Sixteen years ago, I was fortunate to spend a month volunteering in Conyers, Georgia, the Equestrian site of the Atlanta Olympics. For the blog, it was my intention to spend the London Olympics, from Opening to Closing Ceremonies, on a sentimental journey much as I did during the Rolex Kentucky Three-Day Event [Peregrinatio to Aftermath]. However, spectating the Games, surviving the storm [Blustery], & having a faint vestige of a life (zoo volunteer, LEGO Volunteer) has gotten in the way of organizing a proper retrospective.
Plus, I find I am not as sentimental about the Olympics as I am about Rolex. Don’t get me wrong, I’d love to be in Greenwich, running around keyboarding my fingers off. But I don’t drown in overwrought, emotional mistiness at the thought of the Games carrying on without me.
The problem is that the Games by definition are at a new place, with a new look, organized by new people.

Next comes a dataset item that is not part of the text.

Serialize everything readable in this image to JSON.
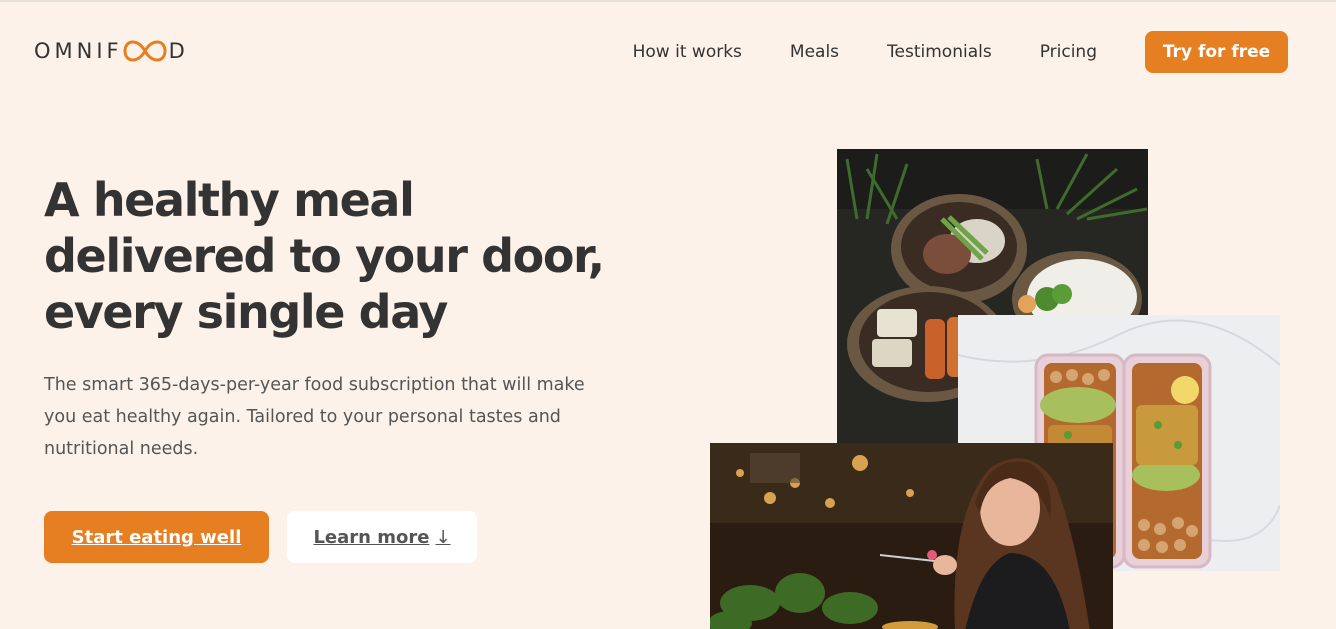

The take-home message is that because of this the Games will never be as well run as Rolex, or the Pennsylvania National Horse Show, or Dressage at Devon, or any show that’s been in place for eons. The judges know how to judge. The volunteers know how to volunteer. But never together in this place.
I spent a lot of time before and in Conyers hearing of all the dire things that would go wrong. I heard the same about London. Yet, come the day, the judges and volunteers and company all seem to remember how to put on a horse show.